KAYE TROUT'S BOOK REVIEWS 1

I specialize in reviewing Print-On-Demand (POD) published books for my website and Midwest Book Review. Please query for a review by email to hgunther234@hotmail.com.

Monday, December 05, 2011

THE IDIOT, I Was a Lunatic from a Geordie Grangetown by David Poulter

Chipmunkapublishing
Genre: Memoir
Rating: Very Good
ISBN9781849912105, $18,00, 118 pp.

Quoting from the back cover:

“ “This world that you inhabit is really only your own mind. That is where you truly reside. And everyday you make decisions that affect your life. I give you an account of mine.”

“This strange and thought-provoking story is about a man who experiences a traumatic event in his childhood and then later develops a peculiar condition in his thirties. His experiences and ‘delusions’ lead him to think that he may have discovered a great secret that concerns all of humanity. Is he sane? And is the world crazy? Here is a conundrum that you can decide for yourself.”

The Idiot is a very unusual story/memoir. It is well written and well edited and most unique. You never really know where the author will take you next. There are elements of truth woven deeply through the fabric of Poulter’s trials and tribulations, and you sense real honesty here.

Allow me to share a section of his writing with you from page 115.

“There are many forms of the truth, we each have our own version and sometimes with hindsight and experience that may change as well.

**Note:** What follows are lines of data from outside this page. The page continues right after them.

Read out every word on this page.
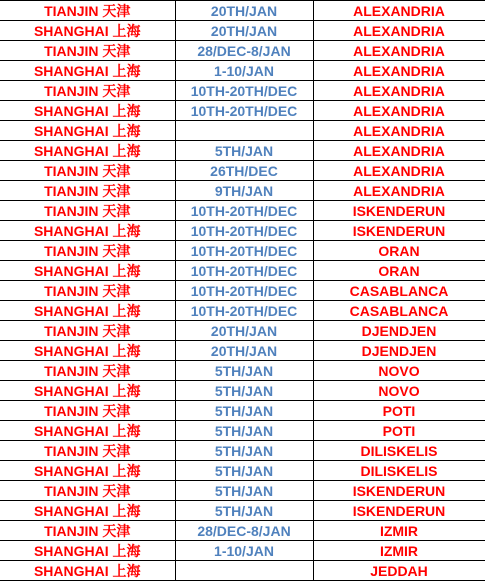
TIANJIN 天津	20TH/JAN	ALEXANDRIA
SHANGHAI 上海	20TH/JAN	ALEXANDRIA
TIANJIN 天津	28/DEC-8/JAN	ALEXANDRIA
SHANGHAI 上海	1-10/JAN	ALEXANDRIA
TIANJIN 天津	10TH-20TH/DEC	ALEXANDRIA
SHANGHAI 上海	10TH-20TH/DEC	ALEXANDRIA
SHANGHAI 上海		ALEXANDRIA
SHANGHAI 上海	5TH/JAN	ALEXANDRIA
TIANJIN 天津	26TH/DEC	ALEXANDRIA
TIANJIN 天津	9TH/JAN	ALEXANDRIA
TIANJIN 天津	10TH-20TH/DEC	ISKENDERUN
SHANGHAI 上海	10TH-20TH/DEC	ISKENDERUN
TIANJIN 天津	10TH-20TH/DEC	ORAN
SHANGHAI 上海	10TH-20TH/DEC	ORAN
TIANJIN 天津	10TH-20TH/DEC	CASABLANCA
SHANGHAI 上海	10TH-20TH/DEC	CASABLANCA
TIANJIN 天津	20TH/JAN	DJENDJEN
SHANGHAI 上海	20TH/JAN	DJENDJEN
TIANJIN 天津	5TH/JAN	NOVO
SHANGHAI 上海	5TH/JAN	NOVO
TIANJIN 天津	5TH/JAN	POTI
SHANGHAI 上海	5TH/JAN	POTI
TIANJIN 天津	5TH/JAN	DILISKELIS
SHANGHAI 上海	5TH/JAN	DILISKELIS
TIANJIN 天津	5TH/JAN	ISKENDERUN
SHANGHAI 上海	5TH/JAN	ISKENDERUN
TIANJIN 天津	28/DEC-8/JAN	IZMIR
SHANGHAI 上海	1-10/JAN	IZMIR
SHANGHAI 上海		JEDDAH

I understand now that perhaps I was just as delusional and paranoid before the onset of the schizophrenia. There tends to be a before and after syndrome with a disorder like this, yet I am essentially the same person. And like anyone who is honest with themselves I can look back and see the past for what it truly was. Maybe this condition has even given me an advantage. The garden was indeed an expression of myself, but no more than that, a book, or a painting, an experiment, an idea. A love no doubt, but also an excuse, a distraction, occasionally a lie and sometimes a failure.

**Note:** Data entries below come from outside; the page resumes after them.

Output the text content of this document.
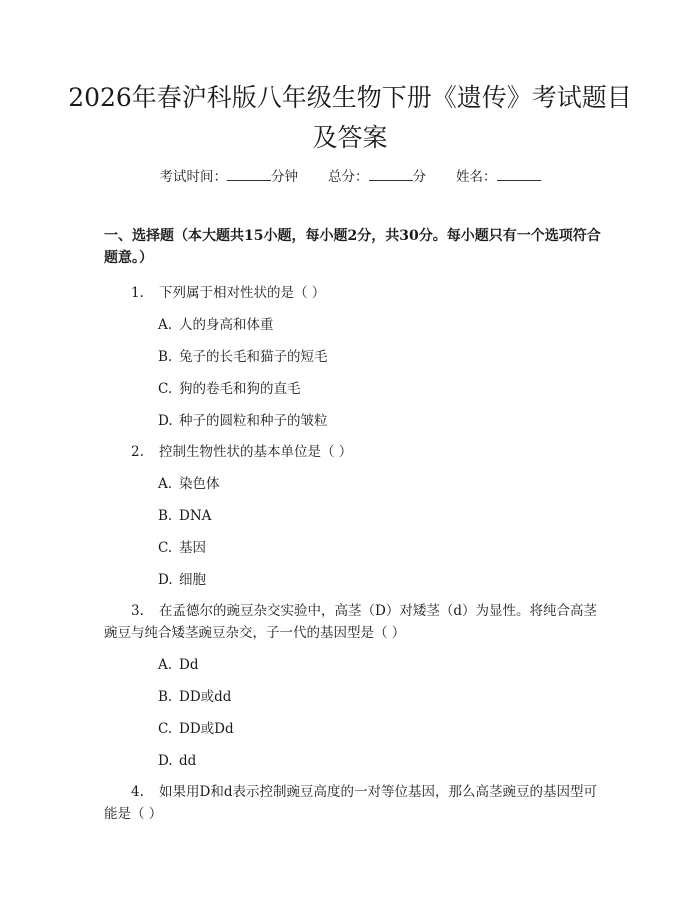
2026年春沪科版八年级生物下册《遗传》考试题目及答案
考试时间：	分钟 总分：	分 姓名：
一、选择题（本大题共15小题，每小题2分，共30分。每小题只有一个选项符合题意。）
1. 下列属于相对性状的是（ ）
A. 人的身高和体重
B. 兔子的长毛和猫子的短毛
C. 狗的卷毛和狗的直毛
D. 种子的圆粒和种子的皱粒
2. 控制生物性状的基本单位是（ ）
A. 染色体
B. DNA
C. 基因
D. 细胞
3. 在孟德尔的豌豆杂交实验中，高茎（D）对矮茎（d）为显性。将纯合高茎豌豆与纯合矮茎豌豆杂交，子一代的基因型是（ ）
A. Dd
B. DD或dd
C. DD或Dd
D. dd
4. 如果用D和d表示控制豌豆高度的一对等位基因，那么高茎豌豆的基因型可能是（ ）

“The land was certainly bewitching. I’m still haunted by its beauty, but even so this obsession translated into disregard for other matters. The upbringing of the children and their welfare were equal to my care for chickens and ducks, my wife was no more than an old horse put out to grass. I have nothing to say on these issues, I have no long descriptions of events or character assessments, conversations or otherwise. This document is about me and my life, how I acted and how I choose not to get involved anymore. Attaching oneself to people out of habit and insecurity is a stupidity. Whether karma exists or not I look back on the past and know for certain my arrogance, mistakes and fantasied led to others’ downfalls and unhappiness. I know now I am not normal, I am certain I have brain damage and the usual emotional responses are lacking. I am a vacuum and was before, perhaps the emotional center of my brain simply does not function properly. I don’t know and I will never find out the truth and I don’t care. I watch out for myself and my strange new companion. I tend to live in the moment, my mind picking up visual info, sensations and the voices. I keep in touch with my father now, he is over eighty and keen to talk on the phone. I have no hatred or malice for him. What I was told I choose to overlook, maybe it was an accident, perhaps it was congenital. With madness it is hard to trust any feelings.”

It is the honesty and quality of writing that make The Idiot a unique book worth reading. Highly recommended.